Inhibition of Membrane Effects of General Anesthetic Propofol by Benzodiazepine Inverse Agonist Tetrahydro-β-carboline

Propofol induces general anesthesia through binding to GABAA receptors. It is inhibited by interacting with benzodiazepine inverse agonist tetrahydro-β-carbolines present in the human body. Aside from acting on receptor proteins, both propofol and tetrahydro-β-carbolines act on membrane lipid bilayers. In this study, the hypothetical inhibitory relation on membrane biophysical modification was verified between propofol and tetrahydro-β-carbolines. Lipid bilayer membranes were prepared with phospholipids and cholesterol. The membrane preparations were reacted with propofol, 1-methyl-1,2,3,4-tetrahydro-β-carboline and its metabolites 6-hydroxy-1-methyl-1,2,3,4-tetrahydro-β-carboline and 7-hydroxy-1-methyl-1,2,3,4-tetrahydro-β-carboline, followed by measuring fluorescence polarization to determine their induced changes in membrane fluidity.

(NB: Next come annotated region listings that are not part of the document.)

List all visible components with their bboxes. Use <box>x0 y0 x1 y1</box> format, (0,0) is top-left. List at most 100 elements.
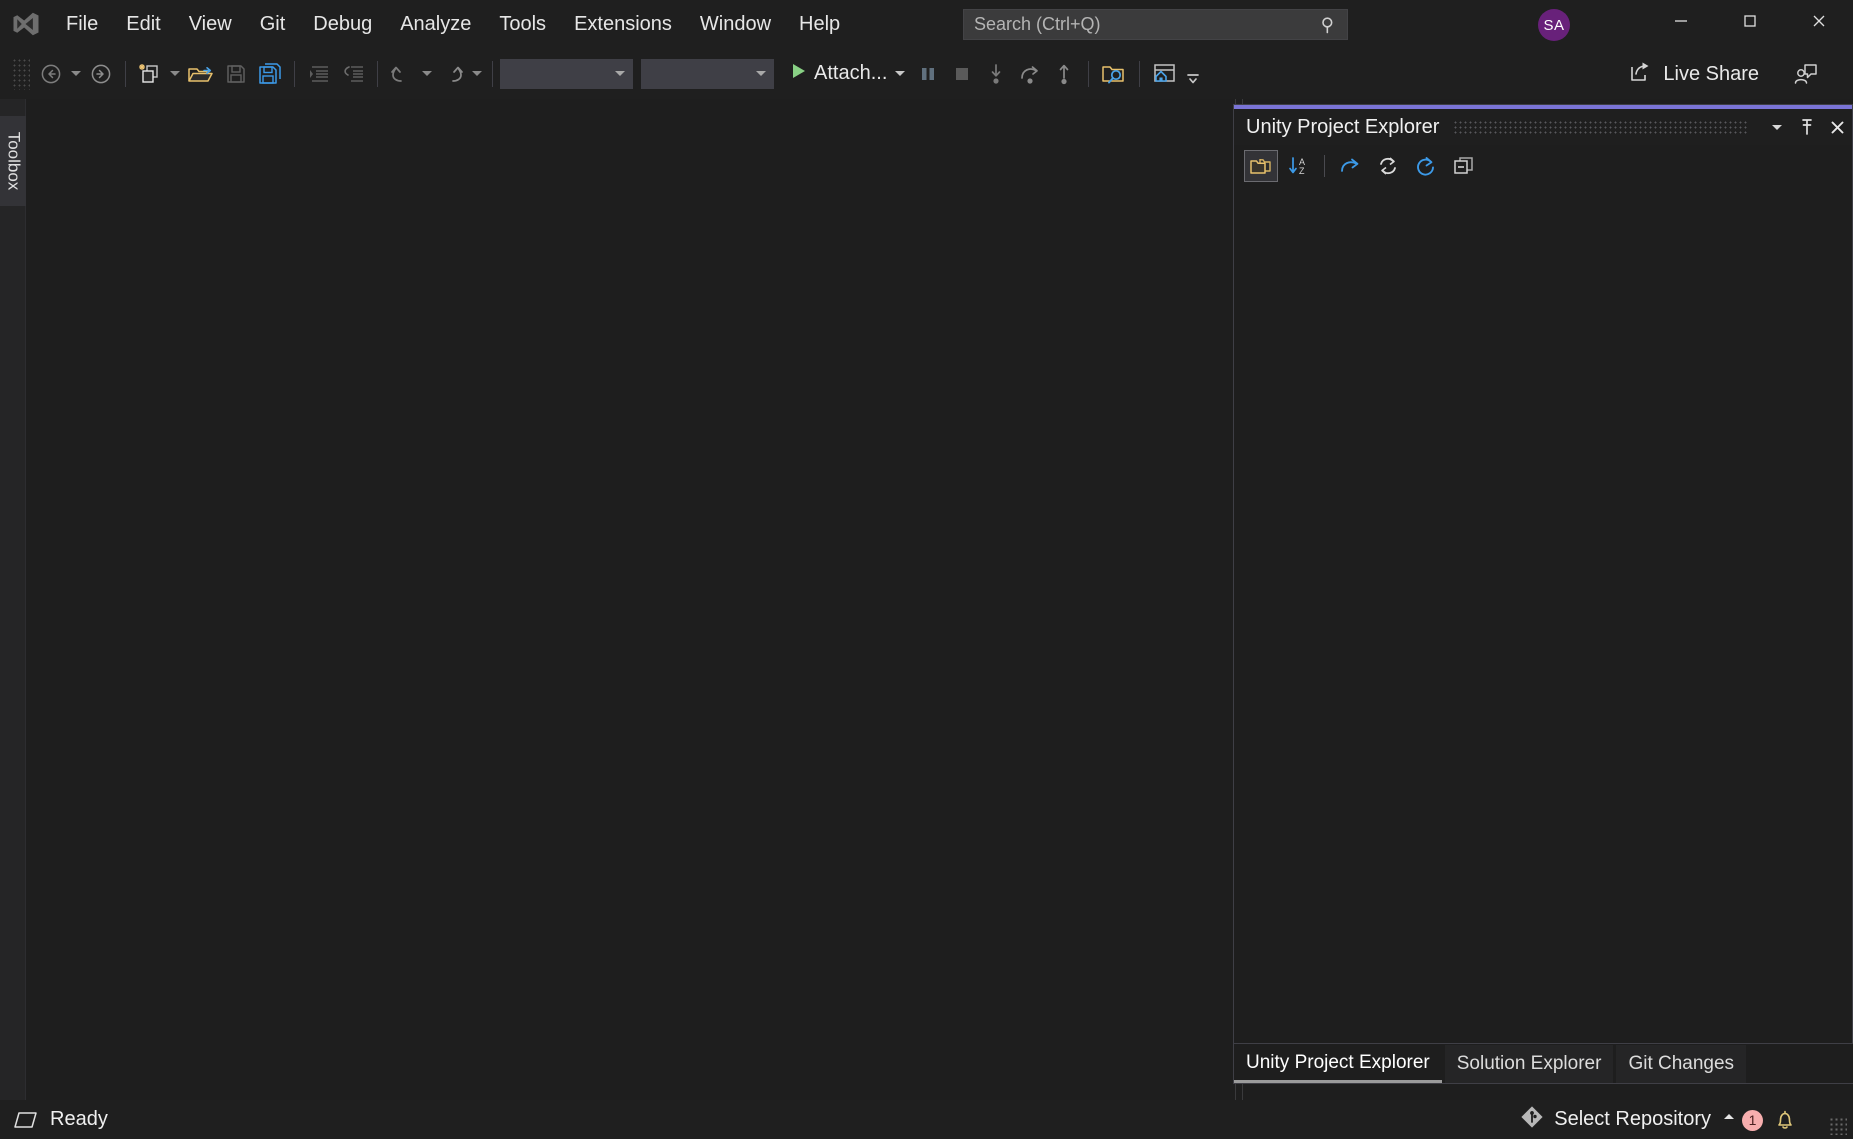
tool-window-drag-grip[interactable] <box>1453 120 1748 134</box>
menu-item-file[interactable]: File <box>52 6 112 42</box>
status-text: Ready <box>50 1108 108 1131</box>
menu-item-help[interactable]: Help <box>785 6 854 42</box>
close-icon[interactable] <box>1784 0 1853 42</box>
open-folder-icon[interactable] <box>183 56 219 92</box>
tab-label: Unity Project Explorer <box>1246 1052 1430 1074</box>
sort-az-icon[interactable]: A Z <box>1282 150 1316 182</box>
status-shape-icon <box>10 1110 42 1130</box>
toolbar-separator <box>492 61 493 87</box>
drag-grip[interactable] <box>12 58 30 90</box>
close-icon[interactable] <box>1822 112 1852 142</box>
tab-label: Git Changes <box>1628 1053 1734 1075</box>
configuration-combobox[interactable] <box>500 59 633 89</box>
visual-studio-logo-icon <box>0 0 52 48</box>
menu-item-tools[interactable]: Tools <box>485 6 560 42</box>
window-home-icon[interactable] <box>1147 56 1183 92</box>
refresh-icon[interactable] <box>1371 150 1405 182</box>
new-project-icon[interactable] <box>133 56 167 92</box>
tool-window-tab-strip: Unity Project Explorer Solution Explorer… <box>1234 1043 1853 1083</box>
search-box[interactable] <box>963 9 1348 40</box>
git-icon <box>1520 1105 1544 1134</box>
reload-icon[interactable] <box>1409 150 1443 182</box>
toolbar-overflow-icon[interactable] <box>1183 56 1203 92</box>
menu-item-debug[interactable]: Debug <box>299 6 386 42</box>
toolbar-separator <box>1324 155 1325 177</box>
attach-run-button[interactable]: Attach... <box>782 56 911 92</box>
toolbox-label: Toolbox <box>3 132 23 191</box>
redo-icon <box>435 56 469 92</box>
attach-label: Attach... <box>814 62 887 85</box>
maximize-icon[interactable] <box>1715 0 1784 42</box>
toolbar-separator <box>1139 61 1140 87</box>
save-all-icon[interactable] <box>253 56 287 92</box>
live-share-button[interactable]: Live Share <box>1622 56 1765 92</box>
toolbar-separator <box>294 61 295 87</box>
collapse-all-icon[interactable] <box>1447 150 1481 182</box>
chevron-down-icon[interactable] <box>615 71 625 76</box>
tab-unity-project-explorer[interactable]: Unity Project Explorer <box>1234 1045 1442 1083</box>
navigate-back-icon[interactable] <box>34 56 68 92</box>
avatar[interactable]: SA <box>1538 9 1570 41</box>
menu-item-edit[interactable]: Edit <box>112 6 174 42</box>
send-feedback-icon[interactable] <box>1789 58 1823 90</box>
tab-label: Solution Explorer <box>1457 1053 1602 1075</box>
notifications-button[interactable]: 1 <box>1765 1103 1805 1137</box>
svg-text:Z: Z <box>1299 166 1305 176</box>
select-repository-label: Select Repository <box>1554 1108 1711 1131</box>
unity-project-explorer-tree[interactable] <box>1234 187 1852 1034</box>
tool-window-header[interactable]: Unity Project Explorer <box>1234 109 1852 145</box>
editor-area[interactable] <box>26 99 1235 1100</box>
toolbar-separator <box>125 61 126 87</box>
toolbox-rail <box>0 99 26 1100</box>
avatar-initials: SA <box>1543 17 1564 34</box>
step-over-icon <box>1013 56 1047 92</box>
standard-toolbar: Attach... <box>0 48 1853 99</box>
platform-combobox[interactable] <box>641 59 774 89</box>
folder-search-icon[interactable] <box>1096 56 1132 92</box>
resize-grip[interactable] <box>1829 1117 1847 1135</box>
menu-bar: File Edit View Git Debug Analyze Tools E… <box>52 0 854 48</box>
step-out-icon <box>1047 56 1081 92</box>
menu-item-analyze[interactable]: Analyze <box>386 6 485 42</box>
unity-project-explorer-window: Unity Project Explorer A Z <box>1233 104 1853 1084</box>
step-into-icon <box>979 56 1013 92</box>
minimize-icon[interactable] <box>1646 0 1715 42</box>
search-icon[interactable] <box>1311 15 1347 35</box>
navigate-back-dropdown-chevron-down-icon[interactable] <box>68 56 84 92</box>
sync-arrow-icon[interactable] <box>1333 150 1367 182</box>
status-bar: Ready Select Repository 1 <box>0 1100 1853 1139</box>
menu-item-git[interactable]: Git <box>246 6 300 42</box>
window-controls <box>1646 0 1853 42</box>
pause-icon <box>911 56 945 92</box>
chevron-up-icon[interactable] <box>1721 1110 1737 1129</box>
title-bar: File Edit View Git Debug Analyze Tools E… <box>0 0 1853 48</box>
menu-item-view[interactable]: View <box>175 6 246 42</box>
play-icon <box>788 61 808 86</box>
select-repository-button[interactable]: Select Repository <box>1514 1103 1743 1137</box>
sidebar-item-toolbox[interactable]: Toolbox <box>0 116 26 206</box>
toolbar-separator <box>377 61 378 87</box>
navigate-forward-icon[interactable] <box>84 56 118 92</box>
notification-count-badge: 1 <box>1742 1110 1763 1131</box>
save-icon <box>219 56 253 92</box>
tab-solution-explorer[interactable]: Solution Explorer <box>1445 1045 1614 1083</box>
chevron-down-icon[interactable] <box>756 71 766 76</box>
undo-dropdown-chevron-down-icon[interactable] <box>419 56 435 92</box>
chevron-down-icon[interactable] <box>1762 112 1792 142</box>
bell-icon[interactable] <box>1765 1103 1805 1137</box>
search-input[interactable] <box>964 14 1311 35</box>
show-all-files-icon[interactable] <box>1244 150 1278 182</box>
live-share-icon <box>1628 60 1654 89</box>
tab-git-changes[interactable]: Git Changes <box>1616 1045 1746 1083</box>
chevron-down-icon[interactable] <box>895 71 905 76</box>
menu-item-extensions[interactable]: Extensions <box>560 6 686 42</box>
menu-item-window[interactable]: Window <box>686 6 785 42</box>
undo-icon <box>385 56 419 92</box>
toolbar-separator <box>1088 61 1089 87</box>
page-title: Unity Project Explorer <box>1246 116 1439 139</box>
redo-dropdown-chevron-down-icon[interactable] <box>469 56 485 92</box>
uncomment-selection-icon <box>336 56 370 92</box>
pin-icon[interactable] <box>1792 112 1822 142</box>
new-project-dropdown-chevron-down-icon[interactable] <box>167 56 183 92</box>
live-share-label: Live Share <box>1663 63 1759 86</box>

In the pilot experiments using model membranes prepared with 100 mol% 1,2-dipalmitoyl phosphatidylcholine, 1-methyl-1,2,3,4-tetrahydro-β-carboline showed a concentration-dependent biphasic effect to increase membrane fluidity at high micromolar concentrations but decrease at <50 μM. In the lower concentration range of 0.01-0.5 μM, 1-methyl-1,2,3,4-tetrahydro-β-carboline was effective in rigidifying the membranes, whereas neither 6-hydroxyl nor 7-hydroxyl metabolite showed any membrane effects. Based on these results, biomimetic membranes consisting of 60 mol% 1-palmitoyl-2-oleoylphosphatidylcholine and 40 mol% cholesterol were pretreated with 1-methyl-1,2,3,4-tetrahydro-β-carboline of physiologically presumable concentrations and then reacted with propofol of clinically relevant concentrations. Propofol fluidized the membranes at 0.125-1 μM. However, the membrane-fluidizing effects of 0.125 and 0.25 μM propofol were inhibited by 0.01-5 nM 1-methyl-1,2,3,4-tetrahydro-β-carboline. In addition to their interaction at a receptor level, propofol and 1-methyl-1,2,3,4-tetrahydro-β-carboline show the inhibitory relation on membrane fluidity changes. Such a relation may be hypothetically associated with the anesthetic tolerance.